Using the data employed by Clare and Thomas (1995), suppose you are interested in analyzing whether there are quarterly return differences between the loser and winner portfolios. You estimated the following regression by OLS:
RD,t = α + β1Q1,t + β2Q2,t + β3Q3,t + et.

where RD,t = RLp,t - Rwp,t, R denotes monthly excess return over the stock market, Qi is a dummy variable for i=1, 2 and 3 such that Qi= 1 if return is in the i-th quarter and 0 otherwise.

The result is

α^ = 0.02, β^1 = 0.01, β^2 = -0.005, β^3 = 0.03, RSS = 680.0

(c) What is the difference in the mean return between the first and second quarter?

(d) Now define a fourth quarter dummy as Q4,t= 1 if return is in the fourth quarter and 0 otherwise. Suppose you drop the first quarter dummy from regression (B 1-2) and include the fourth quarter dummy instead such that

RD,t= α+ β^4Q4,t+ β2Q2,t + β3Q3,t+et.

What will the estimated value of α, β4, β2, β3, now be? [4]

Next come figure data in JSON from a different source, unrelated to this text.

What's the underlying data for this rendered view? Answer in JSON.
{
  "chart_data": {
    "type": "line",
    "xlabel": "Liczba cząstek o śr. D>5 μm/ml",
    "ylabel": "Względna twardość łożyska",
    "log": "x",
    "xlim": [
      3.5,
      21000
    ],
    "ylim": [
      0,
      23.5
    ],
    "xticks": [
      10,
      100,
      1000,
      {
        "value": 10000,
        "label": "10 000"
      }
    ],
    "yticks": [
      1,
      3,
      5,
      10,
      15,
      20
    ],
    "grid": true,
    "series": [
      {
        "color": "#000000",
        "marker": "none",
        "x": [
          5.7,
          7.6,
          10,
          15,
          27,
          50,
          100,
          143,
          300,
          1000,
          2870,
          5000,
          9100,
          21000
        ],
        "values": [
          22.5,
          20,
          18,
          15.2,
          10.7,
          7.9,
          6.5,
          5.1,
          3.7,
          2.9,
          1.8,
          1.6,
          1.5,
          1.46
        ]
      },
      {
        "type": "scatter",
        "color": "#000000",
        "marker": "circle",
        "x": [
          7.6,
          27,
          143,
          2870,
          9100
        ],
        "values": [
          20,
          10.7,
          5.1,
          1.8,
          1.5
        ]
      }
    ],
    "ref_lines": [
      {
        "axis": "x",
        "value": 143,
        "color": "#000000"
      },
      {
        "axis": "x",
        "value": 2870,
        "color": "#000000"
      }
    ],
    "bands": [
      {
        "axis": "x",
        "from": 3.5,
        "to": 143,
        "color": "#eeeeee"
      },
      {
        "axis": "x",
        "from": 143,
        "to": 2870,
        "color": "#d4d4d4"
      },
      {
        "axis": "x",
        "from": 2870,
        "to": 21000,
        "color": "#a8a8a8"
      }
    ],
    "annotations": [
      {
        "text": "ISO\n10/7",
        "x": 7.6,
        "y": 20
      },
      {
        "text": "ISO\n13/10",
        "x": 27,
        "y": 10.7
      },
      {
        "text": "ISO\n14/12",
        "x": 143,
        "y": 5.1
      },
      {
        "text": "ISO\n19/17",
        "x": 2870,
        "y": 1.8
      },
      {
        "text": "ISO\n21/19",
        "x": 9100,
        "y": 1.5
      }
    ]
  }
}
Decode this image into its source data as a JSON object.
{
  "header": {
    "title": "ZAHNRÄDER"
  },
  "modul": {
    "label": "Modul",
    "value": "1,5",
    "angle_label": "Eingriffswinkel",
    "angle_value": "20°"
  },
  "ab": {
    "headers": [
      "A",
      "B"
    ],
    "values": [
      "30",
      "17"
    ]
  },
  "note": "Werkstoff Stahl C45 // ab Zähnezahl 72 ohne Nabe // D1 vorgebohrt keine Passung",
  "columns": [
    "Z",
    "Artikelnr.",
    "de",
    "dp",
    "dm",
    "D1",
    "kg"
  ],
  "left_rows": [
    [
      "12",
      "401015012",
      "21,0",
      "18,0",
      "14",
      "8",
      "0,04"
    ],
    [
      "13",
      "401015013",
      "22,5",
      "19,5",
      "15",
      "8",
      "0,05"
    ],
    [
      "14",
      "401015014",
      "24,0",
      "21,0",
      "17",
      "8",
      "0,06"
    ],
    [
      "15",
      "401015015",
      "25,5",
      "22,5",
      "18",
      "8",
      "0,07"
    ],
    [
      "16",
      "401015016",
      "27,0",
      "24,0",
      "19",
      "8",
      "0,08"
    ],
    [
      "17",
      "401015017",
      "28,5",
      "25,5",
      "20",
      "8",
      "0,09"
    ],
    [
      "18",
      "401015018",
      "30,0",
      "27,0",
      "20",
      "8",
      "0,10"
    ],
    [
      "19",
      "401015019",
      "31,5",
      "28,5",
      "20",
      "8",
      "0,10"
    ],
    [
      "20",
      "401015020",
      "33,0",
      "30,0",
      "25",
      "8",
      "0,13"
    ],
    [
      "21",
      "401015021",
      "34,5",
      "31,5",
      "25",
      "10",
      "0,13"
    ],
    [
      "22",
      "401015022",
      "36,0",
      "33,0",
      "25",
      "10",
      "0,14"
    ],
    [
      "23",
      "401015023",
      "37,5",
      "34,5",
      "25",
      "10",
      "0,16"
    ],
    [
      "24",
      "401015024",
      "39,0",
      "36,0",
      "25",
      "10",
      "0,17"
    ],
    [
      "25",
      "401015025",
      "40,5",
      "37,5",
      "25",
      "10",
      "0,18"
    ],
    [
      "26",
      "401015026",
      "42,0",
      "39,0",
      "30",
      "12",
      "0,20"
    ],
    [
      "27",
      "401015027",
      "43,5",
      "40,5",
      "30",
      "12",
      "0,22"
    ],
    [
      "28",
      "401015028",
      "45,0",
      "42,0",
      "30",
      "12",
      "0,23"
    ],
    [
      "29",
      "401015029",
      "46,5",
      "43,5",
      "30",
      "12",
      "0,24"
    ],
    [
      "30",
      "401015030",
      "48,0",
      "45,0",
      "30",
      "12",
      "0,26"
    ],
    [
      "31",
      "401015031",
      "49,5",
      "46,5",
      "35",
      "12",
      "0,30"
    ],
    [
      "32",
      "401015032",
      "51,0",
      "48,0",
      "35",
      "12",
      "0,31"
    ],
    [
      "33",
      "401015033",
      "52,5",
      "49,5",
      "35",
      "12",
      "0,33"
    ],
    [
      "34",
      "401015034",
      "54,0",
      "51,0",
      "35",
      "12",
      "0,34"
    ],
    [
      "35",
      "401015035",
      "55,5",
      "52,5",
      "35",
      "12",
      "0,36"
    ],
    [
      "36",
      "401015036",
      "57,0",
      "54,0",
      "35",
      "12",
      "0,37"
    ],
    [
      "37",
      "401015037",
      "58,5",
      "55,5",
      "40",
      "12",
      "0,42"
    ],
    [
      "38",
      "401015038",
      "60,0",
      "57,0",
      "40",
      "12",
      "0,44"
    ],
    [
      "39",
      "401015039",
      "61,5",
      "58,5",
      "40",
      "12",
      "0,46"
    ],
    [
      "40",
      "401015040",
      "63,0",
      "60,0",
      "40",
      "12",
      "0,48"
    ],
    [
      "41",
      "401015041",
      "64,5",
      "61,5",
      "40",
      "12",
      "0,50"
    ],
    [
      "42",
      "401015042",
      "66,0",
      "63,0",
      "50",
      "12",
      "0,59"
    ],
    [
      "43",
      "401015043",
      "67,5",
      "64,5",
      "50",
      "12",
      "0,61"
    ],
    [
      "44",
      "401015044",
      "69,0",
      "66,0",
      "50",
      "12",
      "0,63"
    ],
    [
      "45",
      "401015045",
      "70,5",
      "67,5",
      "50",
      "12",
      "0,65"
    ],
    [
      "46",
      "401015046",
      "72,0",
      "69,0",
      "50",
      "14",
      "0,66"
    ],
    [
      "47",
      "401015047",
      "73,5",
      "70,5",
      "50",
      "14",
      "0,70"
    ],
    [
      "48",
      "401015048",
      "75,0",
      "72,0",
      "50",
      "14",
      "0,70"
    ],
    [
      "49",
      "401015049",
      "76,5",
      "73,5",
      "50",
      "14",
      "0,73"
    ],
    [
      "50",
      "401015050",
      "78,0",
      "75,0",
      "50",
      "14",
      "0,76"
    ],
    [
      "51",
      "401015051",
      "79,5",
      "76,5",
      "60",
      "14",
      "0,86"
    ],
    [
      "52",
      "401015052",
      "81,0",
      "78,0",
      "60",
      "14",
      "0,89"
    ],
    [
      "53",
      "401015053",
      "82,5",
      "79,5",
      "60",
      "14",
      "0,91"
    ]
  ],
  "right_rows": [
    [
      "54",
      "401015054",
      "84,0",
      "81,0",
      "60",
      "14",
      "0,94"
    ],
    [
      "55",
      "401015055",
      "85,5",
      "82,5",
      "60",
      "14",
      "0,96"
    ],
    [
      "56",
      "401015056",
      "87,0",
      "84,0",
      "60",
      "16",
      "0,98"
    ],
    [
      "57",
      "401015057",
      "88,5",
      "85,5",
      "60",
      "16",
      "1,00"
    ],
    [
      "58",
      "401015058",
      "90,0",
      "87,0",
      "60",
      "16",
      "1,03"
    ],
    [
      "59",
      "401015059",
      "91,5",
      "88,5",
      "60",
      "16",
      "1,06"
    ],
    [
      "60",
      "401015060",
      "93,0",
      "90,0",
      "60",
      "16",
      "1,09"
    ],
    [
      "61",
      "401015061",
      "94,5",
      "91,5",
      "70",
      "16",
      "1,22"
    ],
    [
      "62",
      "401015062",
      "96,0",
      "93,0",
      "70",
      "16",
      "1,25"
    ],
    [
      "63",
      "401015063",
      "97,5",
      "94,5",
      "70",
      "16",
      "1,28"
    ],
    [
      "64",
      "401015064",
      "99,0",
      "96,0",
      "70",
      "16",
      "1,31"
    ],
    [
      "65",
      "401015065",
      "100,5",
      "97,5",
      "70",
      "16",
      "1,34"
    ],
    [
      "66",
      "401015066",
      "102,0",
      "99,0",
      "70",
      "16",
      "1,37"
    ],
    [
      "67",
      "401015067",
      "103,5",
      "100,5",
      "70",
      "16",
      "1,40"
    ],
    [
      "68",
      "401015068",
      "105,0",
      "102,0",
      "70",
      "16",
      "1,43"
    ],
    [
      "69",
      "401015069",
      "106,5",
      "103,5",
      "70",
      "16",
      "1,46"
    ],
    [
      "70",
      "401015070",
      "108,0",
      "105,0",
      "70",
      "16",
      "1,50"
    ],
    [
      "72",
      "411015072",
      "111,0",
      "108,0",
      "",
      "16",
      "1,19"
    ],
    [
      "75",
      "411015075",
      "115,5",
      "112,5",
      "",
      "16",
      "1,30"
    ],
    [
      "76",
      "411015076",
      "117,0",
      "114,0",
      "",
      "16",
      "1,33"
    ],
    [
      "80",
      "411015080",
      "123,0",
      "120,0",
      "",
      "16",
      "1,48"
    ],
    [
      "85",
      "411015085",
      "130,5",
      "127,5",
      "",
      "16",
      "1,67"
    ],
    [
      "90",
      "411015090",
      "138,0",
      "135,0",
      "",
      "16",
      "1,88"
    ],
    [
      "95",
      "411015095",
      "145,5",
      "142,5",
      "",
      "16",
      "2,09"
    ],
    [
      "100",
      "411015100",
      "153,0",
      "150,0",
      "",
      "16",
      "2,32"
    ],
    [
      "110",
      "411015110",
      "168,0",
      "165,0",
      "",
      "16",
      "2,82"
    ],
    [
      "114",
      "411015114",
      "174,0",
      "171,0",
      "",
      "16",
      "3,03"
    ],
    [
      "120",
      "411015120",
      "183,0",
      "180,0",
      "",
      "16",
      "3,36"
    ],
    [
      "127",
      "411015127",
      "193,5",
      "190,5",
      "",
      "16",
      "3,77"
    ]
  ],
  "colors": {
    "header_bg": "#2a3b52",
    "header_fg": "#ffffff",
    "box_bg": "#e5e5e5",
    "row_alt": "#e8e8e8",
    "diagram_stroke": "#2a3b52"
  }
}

(e) Can one run the following regression

RD,t = ∑4i=1βiQi,t + ut

to analyse whether there are quarterly return differences between the loser and winner portfolio? Explain.

Question B2

In the paper by Terence C. Mills and Alessandra G. Mills (1991) on "The International Transmission of Bond Market Movements", they investigate the relationships between the government bond yield of four countries, namely the US, the UK, West Germany (WG) and Japan. Mills and Mills (1991) performed unit root tests on each of the four countries bond yield and found the yield to be an I(1) process. They also performed a cointegration test on all four countries bond yield but failed to find any cointegrating relationships amongst them. They then estimated a Vector Autoregression (VAR) of lag order 8. To generate variance decompositions from their model, they considered two Cholesky orderings: the first ordering (I) is (US, UK, WG, Japan) and the second ordering (II) is (Japan, UK, WG, US).

(a) What is the pre-requisite of the variables for a cointegration relationship to exist between them?

(b) Suppose you believe that the US and UK bond prices possess a long-run relationship. Explain how you can undertake a formal test on this conjecture.

(c) Write out the system of four regressions involving the four countries bond yield. For purpose of exposition and simplicity of notation, use only one 1 lag and let ri denote the yield for country i = US, UK, WG and JP.

(d) What is the rationale of using the second ordering when presenting the impulse responses results?